La montagne est ocre, rouge aussi. Elle semble saigner de ses multiples blessures qui scintillent sous le soleil. Je n’ai pas vu tout de suite Constantino, parce que son visage cuivré se confond avec les pierres qu’il gratte sans relâche. A cinquante-cinq ans, cet homme perdu dans les hauteurs avoisinant Mexico incarne à lui seul l’esprit aventureux du peuple mexicain. En effet, depuis une trentaine d’années, il cherche des… opales.

Constantino Barcenas est beau. Ses yeux reflètent les multiples éclats qui illuminent le sol ; la poussière vient s’infiltrer jusque dans les rides profondes qui embellissent son visage en sueur. La montagne, Constantino lui a tout donné. Elle lui a tout pris aussi. Ses jours, ses nuits, ses vacances. Il s’assoit, exténué, et me regarde en souriant :

  • Vous savez, j’ai huit enfants à nourrir, alors il faut que je travaille dur. C’est une société qui m’emploie, pour… 700 pesos par jour (35 francs). Il y a trente ans, j’avais trouvé une pierre qui m’avait rapporté une centaine de pesos ; et il y a un an, j’en ai vendu une pour 15 000 pesos…
  • Vos enfants travaillent à la mine ?
  • Ah, non ! c’est bien trop dur ! répond aussitôt le vieil homme, en s’essuyant le front du revers de sa chemise trouée.

Constantino sourit, heureux de son sort, sans se plaindre une seule seconde. Ces brindilles, il ne les a jamais vues transformées en opales de feu, brûlant de leurs éclats somptueux aux mains des comtesses en robe longue ou des fils de conquérants new wawe ! Peu importe d’ailleurs, car les rêves de Constantino sont bien plus beaux que la plus belle des opales au doigt de la plus belle des princesses.

Notre tournage nous conduit ensuite à Bernai, un petit village perdu à quelques kilomètres de Mexico. Sur la petite place carrée, des enfants jouent au football, leur partie étant rythmée par le chant du petit clocher que colorent les flamboyants. Un vieillard passe, superbe, troublant de sa canne en bois le silence des ruelles.

Il paraît que Bernai est un village où l’on vit longtemps. On l’appelle d’ailleurs le « village des centenaires ». L’altitude, le bon air et une certaine tranquillité y ont creusé de belles rides et forgé de belles histoires. José Florès Rubio, quatre-vingt-cinq ans, nous invite à la table de son petit restaurant. Tandis que nous dégustons une salade de cactus nopalés, il nous raconte cette fameuse journée où il a vu passer trois fois Pancho Villa, le révolutionnaire légendaire ! Dans l’embrasure de la porte, j’aperçois des gosses qui jouent à la guerre. Ici, les trois petits cochons ont dû se faire découper les ailes par Zapata et Pancho Villa a dû mettre la main sur Blanche-Neige ! Quelle histoire ! Justina, elle aussi, l’a vu. Assise sur un muret la vieille femme regarde par l’embrasure de la porte en bois. La lumière du soleil vient jouer dans sa chevelure blanche qui ajoute à la tranquillité de l’endroit. Ses yeux m’observent, de leur profondeur étrange. Elle semble appartenir à l’histoire, à la grande Histoire.

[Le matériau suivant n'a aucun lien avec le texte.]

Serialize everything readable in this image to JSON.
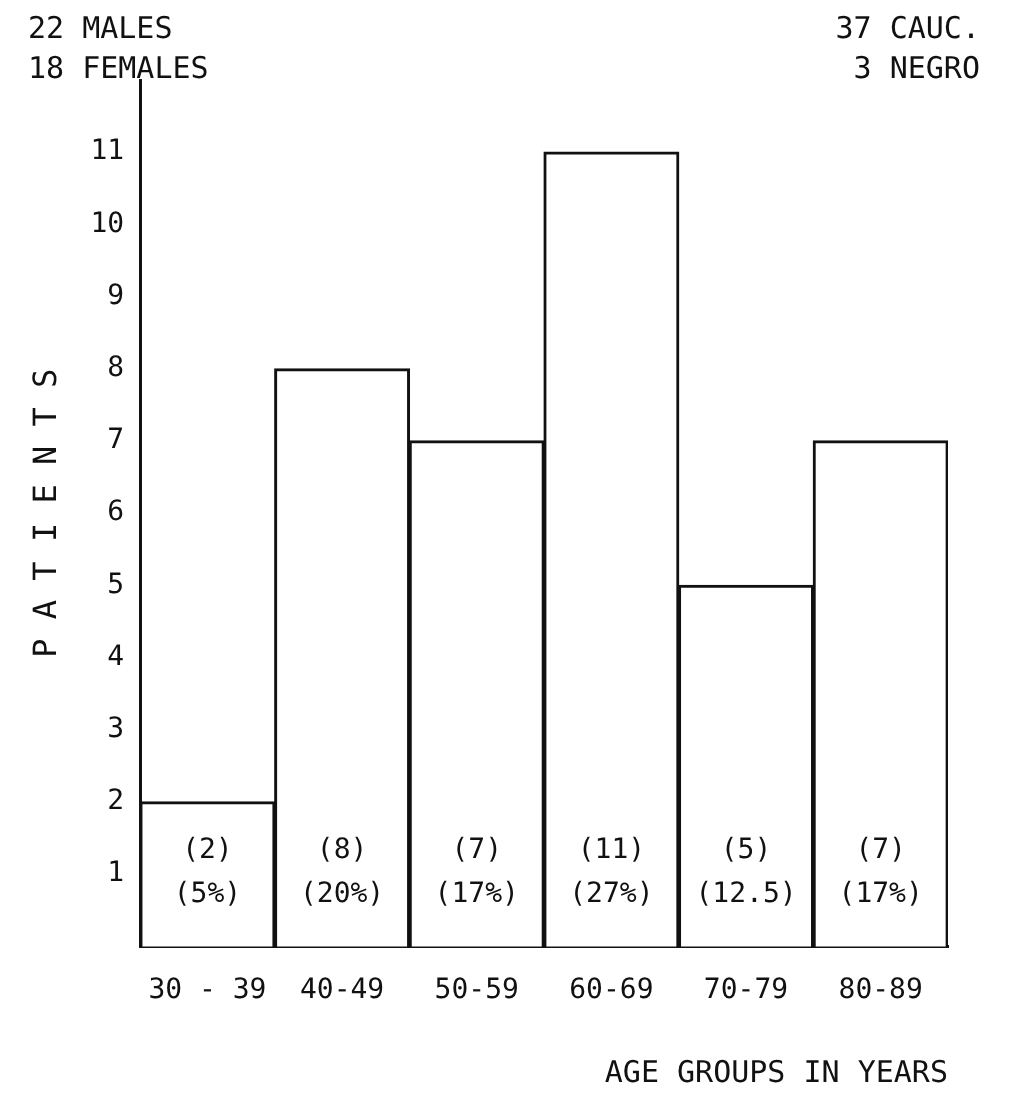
{
  "chart_data": {
    "type": "bar",
    "xlabel": "AGE GROUPS IN YEARS",
    "ylabel": "P A T I E N T S",
    "categories": [
      "30 - 39",
      "40-49",
      "50-59",
      "60-69",
      "70-79",
      "80-89"
    ],
    "values": [
      2,
      8,
      7,
      11,
      5,
      7
    ],
    "value_labels": [
      "(2)\n(5%)",
      "(8)\n(20%)",
      "(7)\n(17%)",
      "(11)\n(27%)",
      "(5)\n(12.5)",
      "(7)\n(17%)"
    ],
    "color": "#ffffff",
    "ylim": [
      0,
      12
    ],
    "yticks": [
      1,
      2,
      3,
      4,
      5,
      6,
      7,
      8,
      9,
      10,
      11
    ],
    "grid": false,
    "legend": false,
    "annotations": [
      "22 MALES\n18 FEMALES",
      "37 CAUC.\n3 NEGRO"
    ]
  }
}
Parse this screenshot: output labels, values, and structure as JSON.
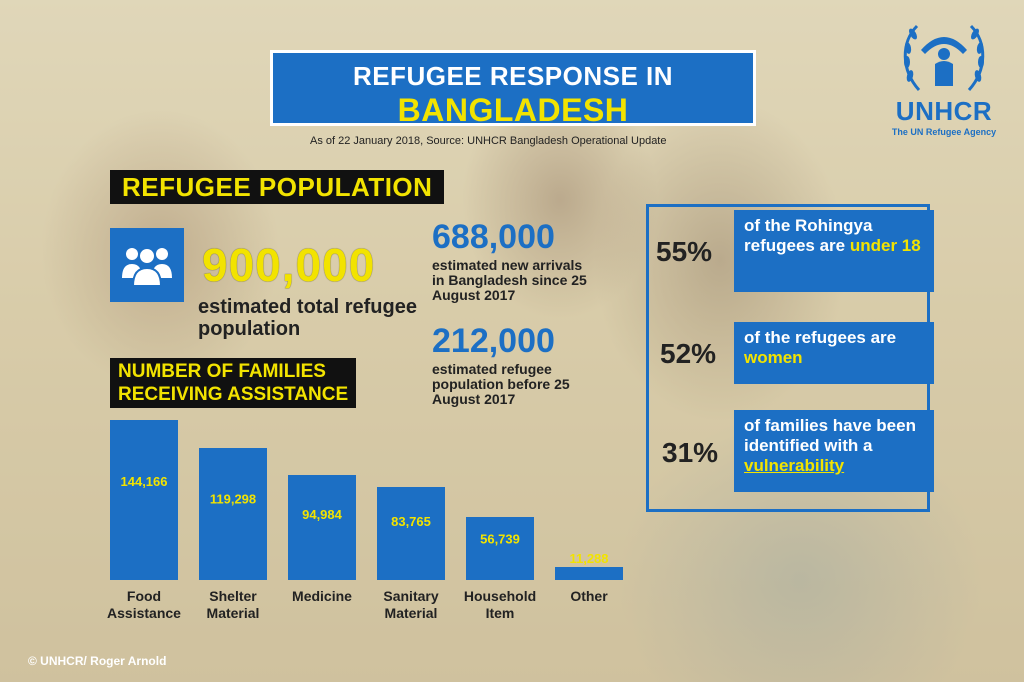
{
  "header": {
    "title_line1": "REFUGEE RESPONSE IN",
    "title_line2": "BANGLADESH",
    "source": "As of 22 January 2018, Source: UNHCR Bangladesh Operational Update"
  },
  "logo": {
    "name": "UNHCR",
    "tagline": "The UN Refugee Agency",
    "icon": "unhcr-emblem-icon"
  },
  "population": {
    "section_title": "REFUGEE POPULATION",
    "icon": "people-group-icon",
    "total": "900,000",
    "total_label": "estimated total refugee population",
    "new_arrivals": "688,000",
    "new_arrivals_label": "estimated new arrivals in Bangladesh since 25 August 2017",
    "before": "212,000",
    "before_label": "estimated refugee population before 25 August 2017"
  },
  "facts": [
    {
      "pct": "55%",
      "text": "of the Rohingya refugees are",
      "highlight": "under 18"
    },
    {
      "pct": "52%",
      "text": "of the refugees are",
      "highlight": "women"
    },
    {
      "pct": "31%",
      "text": "of families have been identified with a",
      "highlight": "vulnerability"
    }
  ],
  "families": {
    "section_title_line1": "NUMBER OF FAMILIES",
    "section_title_line2": "RECEIVING ASSISTANCE"
  },
  "chart_data": {
    "type": "bar",
    "title": "NUMBER OF FAMILIES RECEIVING ASSISTANCE",
    "categories": [
      "Food Assistance",
      "Shelter Material",
      "Medicine",
      "Sanitary Material",
      "Household Item",
      "Other"
    ],
    "category_lines": [
      [
        "Food",
        "Assistance"
      ],
      [
        "Shelter",
        "Material"
      ],
      [
        "Medicine"
      ],
      [
        "Sanitary",
        "Material"
      ],
      [
        "Household",
        "Item"
      ],
      [
        "Other"
      ]
    ],
    "values": [
      144166,
      119298,
      94984,
      83765,
      56739,
      11288
    ],
    "value_labels": [
      "144,166",
      "119,298",
      "94,984",
      "83,765",
      "56,739",
      "11,288"
    ],
    "colors": {
      "bar": "#1c6fc4",
      "label": "#f2e300",
      "category": "#222222"
    },
    "grid": false,
    "legend": "none"
  },
  "credit": "© UNHCR/ Roger Arnold",
  "colors": {
    "accent": "#1c6fc4",
    "highlight": "#f2e300",
    "dark": "#111111"
  }
}
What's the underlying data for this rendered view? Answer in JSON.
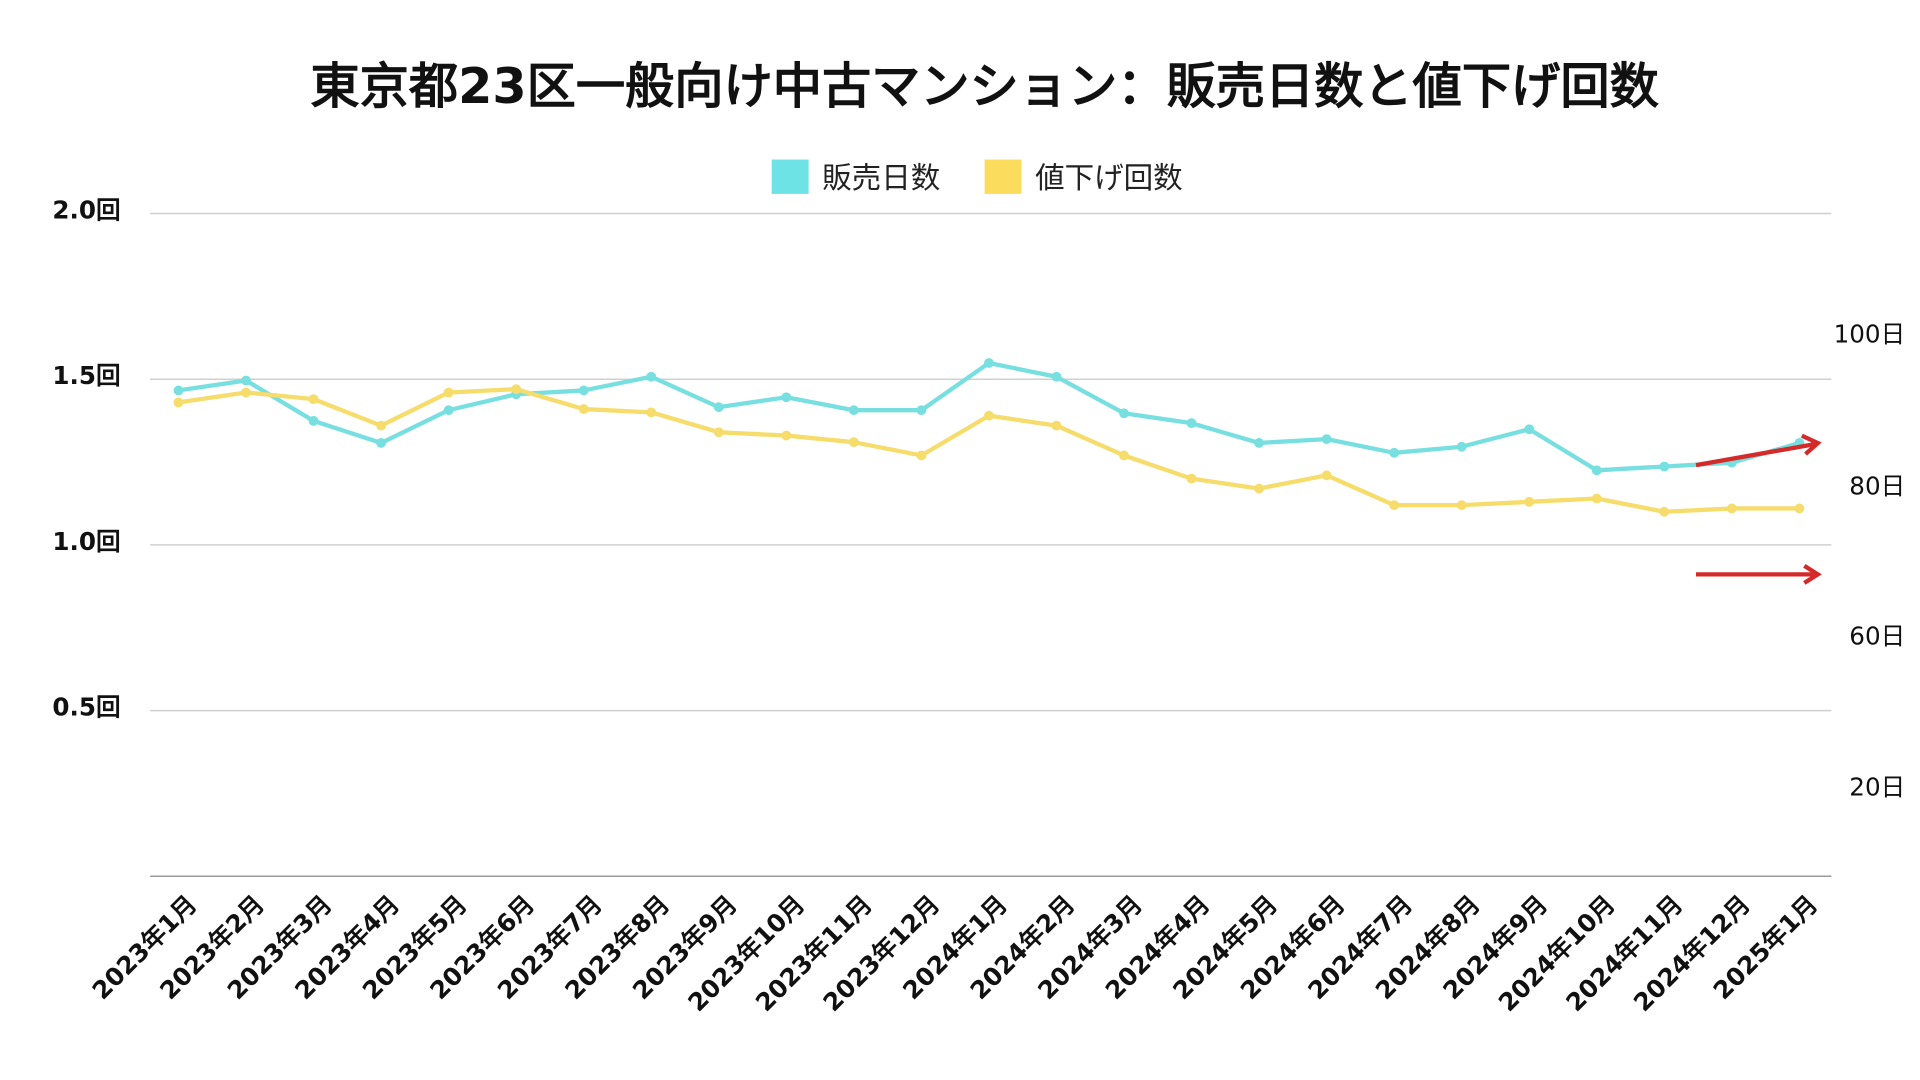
{
  "chart_data": {
    "type": "line",
    "title": "東京都23区一般向け中古マンション：販売日数と値下げ回数",
    "legend_position": "top-center",
    "categories": [
      "2023年1月",
      "2023年2月",
      "2023年3月",
      "2023年4月",
      "2023年5月",
      "2023年6月",
      "2023年7月",
      "2023年8月",
      "2023年9月",
      "2023年10月",
      "2023年11月",
      "2023年12月",
      "2024年1月",
      "2024年2月",
      "2024年3月",
      "2024年4月",
      "2024年5月",
      "2024年6月",
      "2024年7月",
      "2024年8月",
      "2024年9月",
      "2024年10月",
      "2024年11月",
      "2024年12月",
      "2025年1月"
    ],
    "series": [
      {
        "name": "販売日数",
        "axis": "right",
        "color": "#6ee3e6",
        "values": [
          92.4,
          93.7,
          88.4,
          85.5,
          89.8,
          91.9,
          92.4,
          94.2,
          90.2,
          91.5,
          89.8,
          89.8,
          96.0,
          94.2,
          89.4,
          88.1,
          85.5,
          86.0,
          84.2,
          85.0,
          87.3,
          81.9,
          82.4,
          82.9,
          85.5
        ]
      },
      {
        "name": "値下げ回数",
        "axis": "left",
        "color": "#fcdc5c",
        "values": [
          1.43,
          1.46,
          1.44,
          1.36,
          1.46,
          1.47,
          1.41,
          1.4,
          1.34,
          1.33,
          1.31,
          1.27,
          1.39,
          1.36,
          1.27,
          1.2,
          1.17,
          1.21,
          1.12,
          1.12,
          1.13,
          1.14,
          1.1,
          1.11,
          1.11
        ]
      }
    ],
    "left_axis": {
      "ylim": [
        0,
        2.0
      ],
      "ticks": [
        2.0,
        1.5,
        1.0,
        0.5
      ],
      "tick_labels": [
        "2.0回",
        "1.5回",
        "1.0回",
        "0.5回"
      ]
    },
    "right_axis": {
      "tick_labels": [
        "100日",
        "80日",
        "60日",
        "20日"
      ]
    },
    "grid": true,
    "annotations": [
      {
        "type": "arrow",
        "color": "#d42a2a",
        "meaning": "upward trend at end of 販売日数"
      },
      {
        "type": "arrow",
        "color": "#d42a2a",
        "meaning": "flat trend at end of 値下げ回数"
      }
    ]
  }
}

  • Quelle impression avez-vous eue en apercevant pour la première fois Pancho Villa ?

La vieille femme s’anime d’un tendre sourire. On dirait qu’elle n’a pas à chercher pour répondre, que tout cela s’est passé hier.

  • Il était comme les autres gens. Il ne m’a pas fait horreur. Il était habillé avec une chemise blanche et un pantalon noir. Vous savez, il était beau !

La femme lève les yeux au ciel. Elle le revoit sans doute à ce moment là et répète, en soupirant : « Qu’est-ce qu’il était beau ! » A l’ombre des maisons, à l’intérieur des cours, les centenaires parlent d’une vie calme, même si elle a été troublée par la révolution et quelques éclats de balles. L’histoire est passée en leur laissant le meilleur du temps et la tranquillité des soirées paisibles.

Lorsque je demande à Justina pourquoi les gens vivent aussi longtemps ici, elle regarde très loin dehors, se passe une main dans les cheveux et répond sans hésiter :

  • C’est grâce à la volonté de Dieu !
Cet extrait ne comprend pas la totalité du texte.